The pipeline is not yet as streamlined as  as Unity 3D as Torque has many legacy formats and components such as DTS models, DIF interiors and DSQ animation files that are specific to the Torque Engine.  But they have added support for COLLADA models and the community is strong for Torque 3D. Also, since Torque 3D is built on an older engine but updated for modern uses, the file formats and loading is streamlined for low poly and web based games that need small asset sizes but still have quality.

Like Unity 3D there are many paths to truly get your game published and available to many platforms from desktop on Windows and Mac to web players in all major browsers (and iPhone, Wii and XBox with more $$$). This is an amazing time in game development.

When I initially got into heavier game development in early 2003 after moving from Half-life to Unreal and then the affordable Torque, there were two major things missing, a web player export and a good editor with intellisense.  Torque 3D provides the web player export and Torsion is a great IDE for TorqueScript beyond using Visual Studio or XCode for C++ source editing.

Some really nice tools include the River Editor and Road and Path editor that complement the great terrain editor and scene and asset editors that make production fairly quick in the Torque tool chain.

Road and Path Editor

Road and Path Editor – Torque 3D from TorquePowered on Vimeo.

River Editor

River Editor – Torque 3D from TorquePowered on Vimeo.

The good news is there is now two quality toolsets in Unity 3D and Torque that for about $1500 you can get a good pipeline and engine that will enable you to create great immersive games for many platforms and the web.  If you got the skills the platforms are there to get your game out to the world whichever platform you choose.  Similarly to the Flash vs Silverlight vs Canvas progress, with competition in this area it will keep both platforms innovating and supporting developers needs first.

For more immersive games that require hardware rendering beyond Flash capabilities Unity 3D and Torque 3D are now here for your creations.

Saturday, September 26th, 2009

Electronic Arts is using Unity 3D to develop Tiger Woods Online. The game is currently in beta. It was announced that they were using the engine in June on their blog but only on the reposted version here not the original post where the engine was just deemed “new technology”.

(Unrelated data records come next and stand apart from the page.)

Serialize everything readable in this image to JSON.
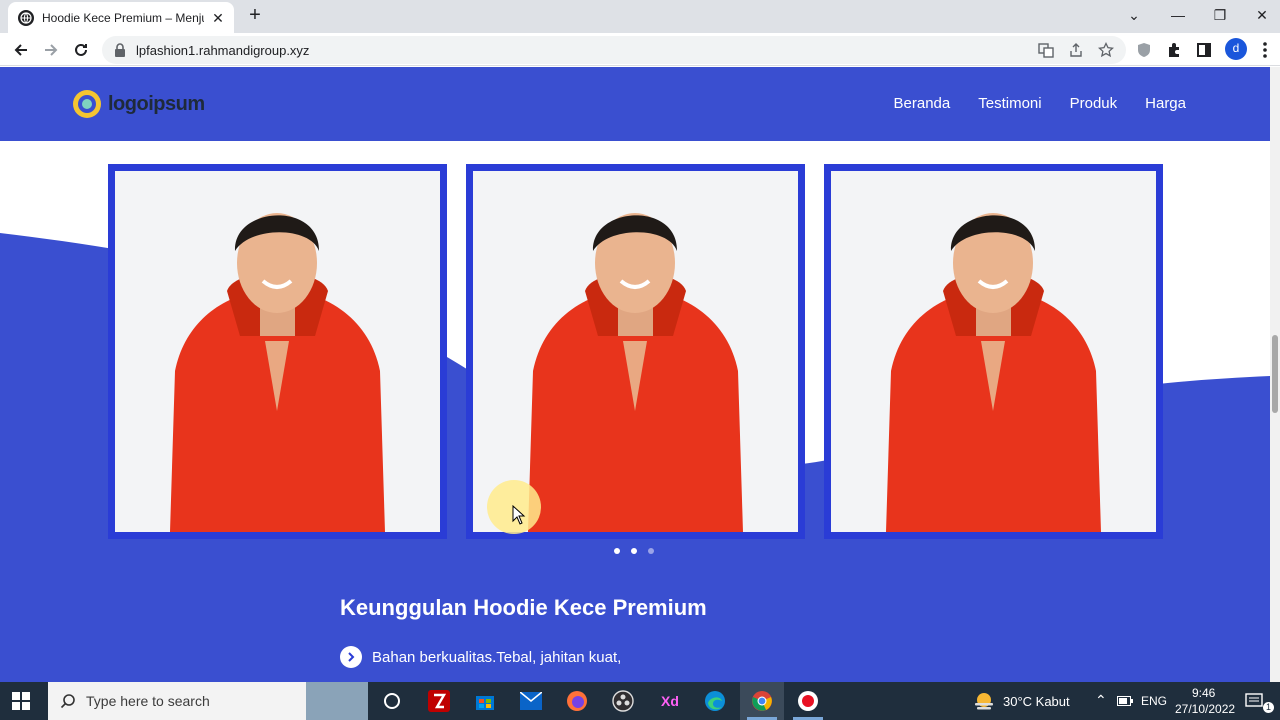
{
  "browser": {
    "tab_title": "Hoodie Kece Premium – Menjual",
    "url": "lpfashion1.rahmandigroup.xyz",
    "new_tab": "+",
    "profile_initial": "d"
  },
  "site": {
    "logo_text": "logoipsum",
    "nav": [
      "Beranda",
      "Testimoni",
      "Produk",
      "Harga"
    ],
    "colors": {
      "primary": "#3a4fd0",
      "card_border": "#2a3cd6"
    }
  },
  "gallery": {
    "cards": [
      {
        "alt": "man-in-red-hoodie"
      },
      {
        "alt": "man-in-red-hoodie"
      },
      {
        "alt": "man-in-red-hoodie"
      }
    ],
    "dots_total": 3,
    "dot_active": 2
  },
  "features": {
    "title": "Keunggulan Hoodie Kece Premium",
    "items": [
      "Bahan berkualitas.Tebal, jahitan kuat,"
    ]
  },
  "taskbar": {
    "search_placeholder": "Type here to search",
    "weather": "30°C  Kabut",
    "language": "ENG",
    "time": "9:46",
    "date": "27/10/2022",
    "notification_count": "1",
    "xd_label": "Xd"
  }
}
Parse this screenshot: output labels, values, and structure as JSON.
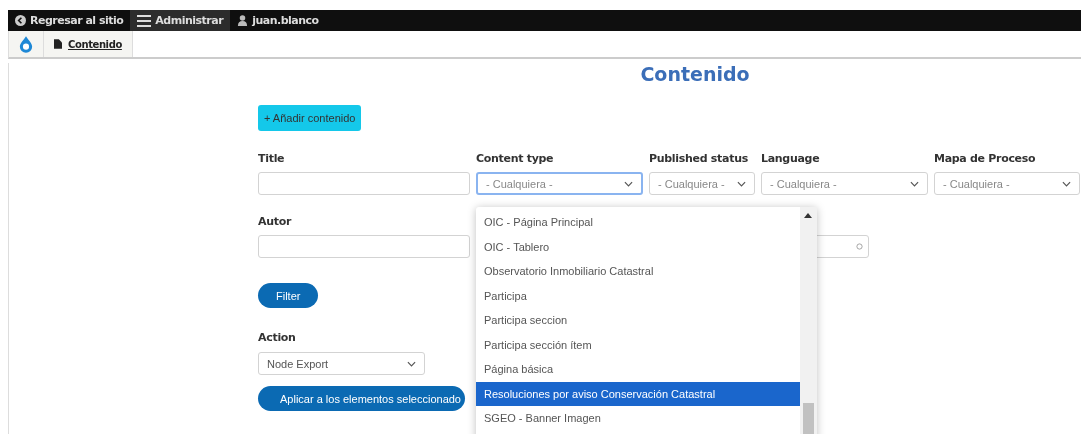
{
  "toolbar": {
    "items": [
      {
        "kind": "back",
        "label": "Regresar al sitio",
        "selected": false
      },
      {
        "kind": "menu",
        "label": "Administrar",
        "selected": true
      },
      {
        "kind": "user",
        "label": "juan.blanco",
        "selected": false
      }
    ]
  },
  "tray": {
    "link": "Contenido"
  },
  "page": {
    "title": "Contenido",
    "add_button": "+ Añadir contenido"
  },
  "filters": [
    {
      "label": "Title",
      "kind": "text"
    },
    {
      "label": "Content type",
      "kind": "select",
      "value": "- Cualquiera -",
      "focused": true
    },
    {
      "label": "Published status",
      "kind": "select",
      "value": "- Cualquiera -",
      "focused": false
    },
    {
      "label": "Language",
      "kind": "select",
      "value": "- Cualquiera -",
      "focused": false
    },
    {
      "label": "Mapa de Proceso",
      "kind": "select",
      "value": "- Cualquiera -",
      "focused": false
    }
  ],
  "autor": {
    "label": "Autor"
  },
  "filter_button": "Filter",
  "action": {
    "label": "Action",
    "value": "Node Export",
    "apply_button": "Aplicar a los elementos seleccionado"
  },
  "dropdown": {
    "options": [
      {
        "label": "OIC - Página Principal",
        "selected": false
      },
      {
        "label": "OIC - Tablero",
        "selected": false
      },
      {
        "label": "Observatorio Inmobiliario Catastral",
        "selected": false
      },
      {
        "label": "Participa",
        "selected": false
      },
      {
        "label": "Participa seccion",
        "selected": false
      },
      {
        "label": "Participa sección ítem",
        "selected": false
      },
      {
        "label": "Página básica",
        "selected": false
      },
      {
        "label": "Resoluciones por aviso Conservación Catastral",
        "selected": true
      },
      {
        "label": "SGEO - Banner Imagen",
        "selected": false
      }
    ]
  }
}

This is a major shift in the game industry and how it is being expanded into online properties that rival or better the console and desktop versions through online communities.  Quake Live from id software uses their own system that wraps existing games (originally developed by Gaim Theory then bought by id Software) and instant action technology from garage games that runs instant action.  All these systems have provided us browser based triple AAA style gaming fun.  It looks like that movement will continue as more and more game companies and publishers see the valid capabilities of Unity 3D to deliver when you need really deeply immersive 3d experiences in the browser. Also other systems like Torque 3D, Quake Live technology and more will be seeing this trend continue when it comes to games online. It is also becoming a choice for online web based 3d MMOs such as Fusion Fall and Marvel Super Hero Squad.

Tuesday, April 14th, 2009

JiglibFlash has been updated on a few fronts

Recently added include, you can now use RADIANS or DEGREES to manipulate objects in the engine, also adding standard yaw, pitch and roll methods.  

There is a mouse interaction now available with a MouseConstraint class to allow the user to drag a 3d element with the mouse which is great for gaming and interactive 3d physics scenes.

New class: MouseConstraint

There has been a new class to the Papervision3D plug-in called MouseConstraint and a new example to the Papervision3D examples folder. The class basically allows you to attach a world constraint to an object and simulate dragging.

The best update though is you can now use any of the major open source flash 3d engines as the renderer: Papervision 3D, Away3D or Sandy.